Washington, D.C., January, 14 2002—The
International Finance Corporation (IFC), the private sector arm of the
World Bank Group, will invest US$10 million in a weather risk management
project aimed at introducing weather hedges to emerging markets. A
key goal of the IFC investment – its first in the weather risk sector
– is to improve the economic stability of weather sensitive private sector
enterprises in developing countries.
Weather hedges, or derivatives, protects a range of industries against
weather-related damages, most notably in the agriculture and energy sectors,
but also in transportation, construction, leisure, and insurance industries.
Farmers particularly benefit from weather hedge products, since they
offer a valuable shield against crop risk failure owing to drought or severe
weather. A key interest of the IFC is to apply weather derivatives
to agricultural risk management in developing countries, thereby reducing
the vulnerability to poverty in rural areas.
Currently, the market for weather hedges is underdeveloped in emerging
markets. Sensing a need to fill that gap, IFC has joined with Aquila Inc.,
to create the $80 million Global Weather Risk Facility (GWRF). Aquila
will syndicate $70 million of GWRF to its network of reinsurance partners.
In addition to the capital support, Aquila will leverage relationships
with international banks and insurance companies to source weather risk
in developing countries.
GWRF will help transfer weather risks from businesses with systemic exposures
into Aquila’s globally diversified weather portfolio. Businesses
ranging from a farm to a large power plant will benefit from GWRF’s weather
Mr. Jean-Paul Pinard, Director of IFC’s Agribusiness Department, said,
“The GWRF will help launch an innovative insurance product and much-needed
hedging instrument in emerging markets. The hedges will also help
farmers manage their crop failure risk and make them more creditworthy.”
According to Mr. Ravi Nathan, General Manager of Aquila’s Weather Group,
the global weather risk portfolio will benefit less developed economies
through the risk mitigation generated by global diversification. “An
efficient weather risk management business has to necessarily be global
in its very design to capture the power of diversification and natural
weather offsets. In this context, an $80 million facility can underwrite
upwards of $400 million of weather risk,” he said.
The Kansas City-based Aquila is one of the world’s leading market-makers
of weather derivatives. A weather derivative is a financial instrument
that has a pay-off derived from one or more independently measurable weather
parameters. Aquila is a leading wholesaler of natural gas and power
in North America and a provider of risk management services. Aquila
also provides wholesale energy and risk manager services in the United
Kingdom, Germany and Scandinavia. Aquila is wholly-owned by Kansas
City-based UtiliCorp United, an international energy company with 4 million
customers across the U.S. and in Canada, the United Kingdom, New Zealand
and Australia. Additional information is available at www.aquila.com.

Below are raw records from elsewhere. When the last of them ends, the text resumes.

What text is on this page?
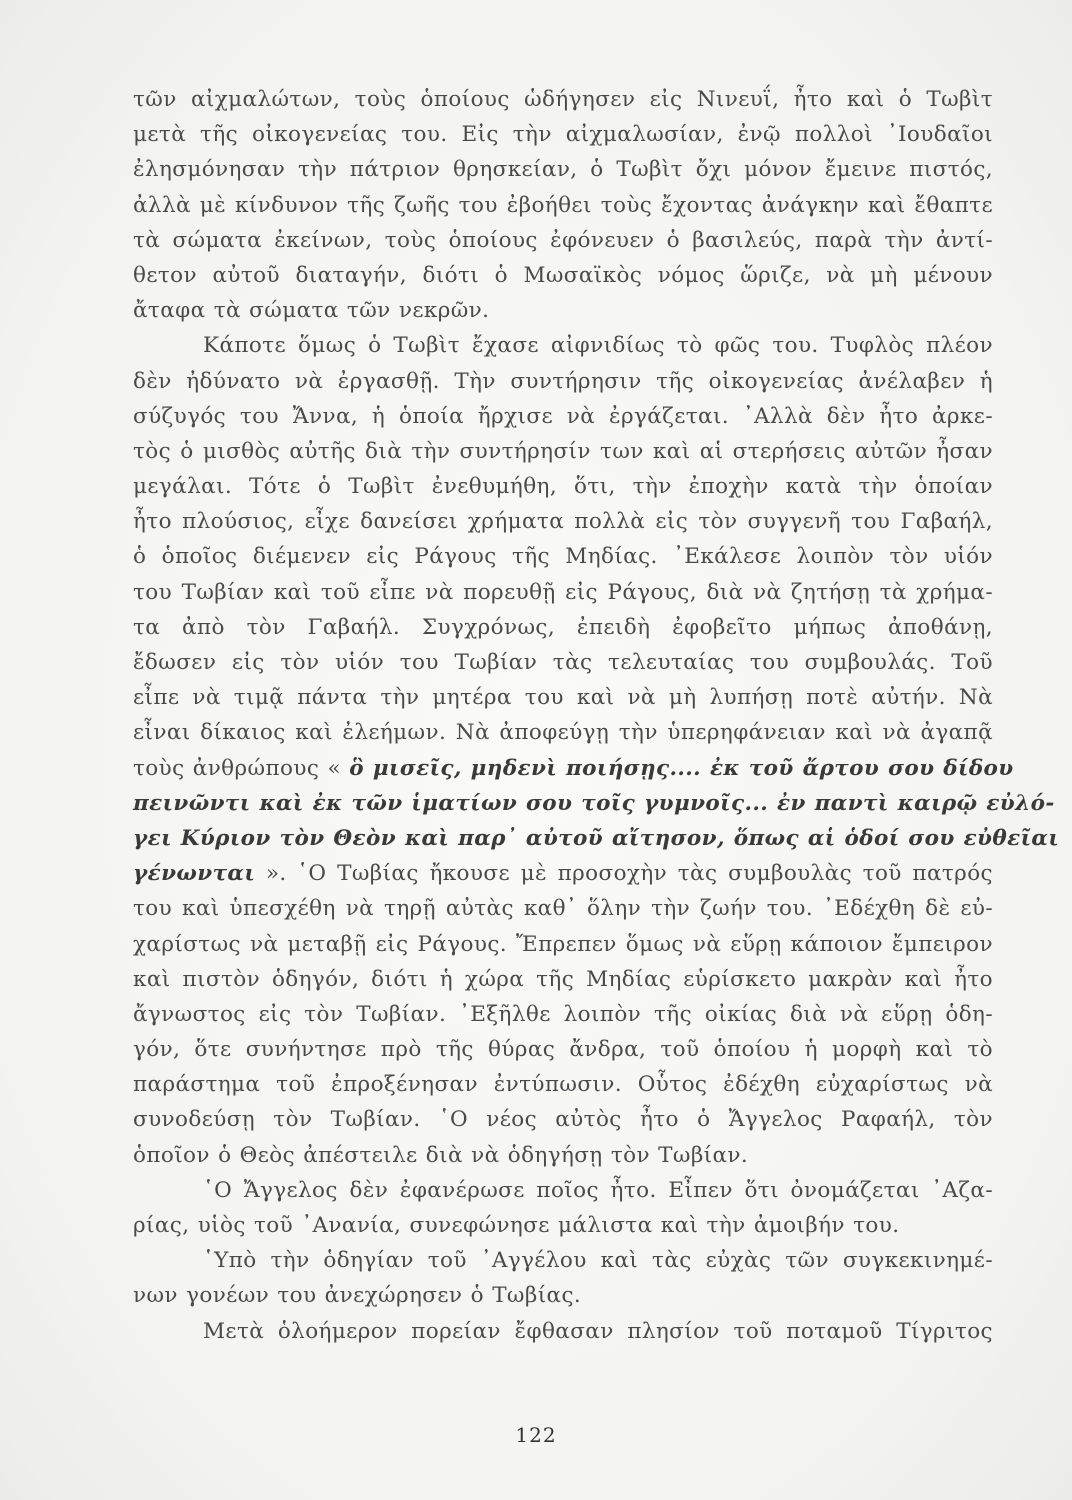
τῶν αἰχμαλώτων, τοὺς ὁποίους ὡδήγησεν εἰς Νινευΐ, ἦτο καὶ ὁ Τωβὶτ
μετὰ τῆς οἰκογενείας του. Εἰς τὴν αἰχμαλωσίαν, ἐνῷ πολλοὶ ᾿Ιουδαῖοι
ἐλησμόνησαν τὴν πάτριον θρησκείαν, ὁ Τωβὶτ ὄχι μόνον ἔμεινε πιστός,
ἀλλὰ μὲ κίνδυνον τῆς ζωῆς του ἐβοήθει τοὺς ἔχοντας ἀνάγκην καὶ ἔθαπτε
τὰ σώματα ἐκείνων, τοὺς ὁποίους ἐφόνευεν ὁ βασιλεύς, παρὰ τὴν ἀντί-
θετον αὐτοῦ διαταγήν, διότι ὁ Μωσαϊκὸς νόμος ὥριζε, νὰ μὴ μένουν
ἄταφα τὰ σώματα τῶν νεκρῶν.
Κάποτε ὅμως ὁ Τωβὶτ ἔχασε αἰφνιδίως τὸ φῶς του. Τυφλὸς πλέον
δὲν ἠδύνατο νὰ ἐργασθῇ. Τὴν συντήρησιν τῆς οἰκογενείας ἀνέλαβεν ἡ
σύζυγός του Ἄννα, ἡ ὁποία ἤρχισε νὰ ἐργάζεται. ᾿Αλλὰ δὲν ἦτο ἀρκε-
τὸς ὁ μισθὸς αὐτῆς διὰ τὴν συντήρησίν των καὶ αἱ στερήσεις αὐτῶν ἦσαν
μεγάλαι. Τότε ὁ Τωβὶτ ἐνεθυμήθη, ὅτι, τὴν ἐποχὴν κατὰ τὴν ὁποίαν
ἦτο πλούσιος, εἶχε δανείσει χρήματα πολλὰ εἰς τὸν συγγενῆ του Γαβαήλ,
ὁ ὁποῖος διέμενεν εἰς Ράγους τῆς Μηδίας. ᾿Εκάλεσε λοιπὸν τὸν υἱόν
του Τωβίαν καὶ τοῦ εἶπε νὰ πορευθῇ εἰς Ράγους, διὰ νὰ ζητήσῃ τὰ χρήμα-
τα ἀπὸ τὸν Γαβαήλ. Συγχρόνως, ἐπειδὴ ἐφοβεῖτο μήπως ἀποθάνῃ,
ἔδωσεν εἰς τὸν υἱόν του Τωβίαν τὰς τελευταίας του συμβουλάς. Τοῦ
εἶπε νὰ τιμᾷ πάντα τὴν μητέρα του καὶ νὰ μὴ λυπήσῃ ποτὲ αὐτήν. Νὰ
εἶναι δίκαιος καὶ ἐλεήμων. Νὰ ἀποφεύγῃ τὴν ὑπερηφάνειαν καὶ νὰ ἀγαπᾷ
τοὺς ἀνθρώπους « ὃ μισεῖς, μηδενὶ ποιήσῃς.... ἐκ τοῦ ἄρτου σου δίδου
πεινῶντι καὶ ἐκ τῶν ἱματίων σου τοῖς γυμνοῖς... ἐν παντὶ καιρῷ εὐλό-
γει Κύριον τὸν Θεὸν καὶ παρ᾿ αὐτοῦ αἴτησον, ὅπως αἱ ὁδοί σου εὐθεῖαι
γένωνται ». ῾Ο Τωβίας ἤκουσε μὲ προσοχὴν τὰς συμβουλὰς τοῦ πατρός
του καὶ ὑπεσχέθη νὰ τηρῇ αὐτὰς καθ᾿ ὅλην τὴν ζωήν του. ᾿Εδέχθη δὲ εὐ-
χαρίστως νὰ μεταβῇ εἰς Ράγους. Ἔπρεπεν ὅμως νὰ εὕρῃ κάποιον ἔμπειρον
καὶ πιστὸν ὁδηγόν, διότι ἡ χώρα τῆς Μηδίας εὑρίσκετο μακρὰν καὶ ἦτο
ἄγνωστος εἰς τὸν Τωβίαν. ᾿Εξῆλθε λοιπὸν τῆς οἰκίας διὰ νὰ εὕρῃ ὁδη-
γόν, ὅτε συνήντησε πρὸ τῆς θύρας ἄνδρα, τοῦ ὁποίου ἡ μορφὴ καὶ τὸ
παράστημα τοῦ ἐπροξένησαν ἐντύπωσιν. Οὗτος ἐδέχθη εὐχαρίστως νὰ
συνοδεύσῃ τὸν Τωβίαν. ῾Ο νέος αὐτὸς ἦτο ὁ Ἄγγελος Ραφαήλ, τὸν
ὁποῖον ὁ Θεὸς ἀπέστειλε διὰ νὰ ὁδηγήσῃ τὸν Τωβίαν.
῾Ο Ἄγγελος δὲν ἐφανέρωσε ποῖος ἦτο. Εἶπεν ὅτι ὀνομάζεται ᾿Αζα-
ρίας, υἱὸς τοῦ ᾿Ανανία, συνεφώνησε μάλιστα καὶ τὴν ἀμοιβήν του.
῾Υπὸ τὴν ὁδηγίαν τοῦ ᾿Αγγέλου καὶ τὰς εὐχὰς τῶν συγκεκινημέ-
νων γονέων του ἀνεχώρησεν ὁ Τωβίας.
Μετὰ ὁλοήμερον πορείαν ἔφθασαν πλησίον τοῦ ποταμοῦ Τίγριτος
122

IFC’s mission is to promote sustainable private sector investment in developing
countries, helping to reduce poverty and improve people's lives. IFC
finances private sector investments in the developing world, mobilizes
capital in the international financial markets, and provides technical
assistance and advice to governments and businesses. Since its founding
in 1956 through the close of the last fiscal year on June 30, 2001, IFC
committed more than $31 billion of its own funds and arranged $20 billion
in syndications for 2,636 companies in 140 developing countries. IFC’s
committed portfolio at the end of FY01 was $14.3 billion.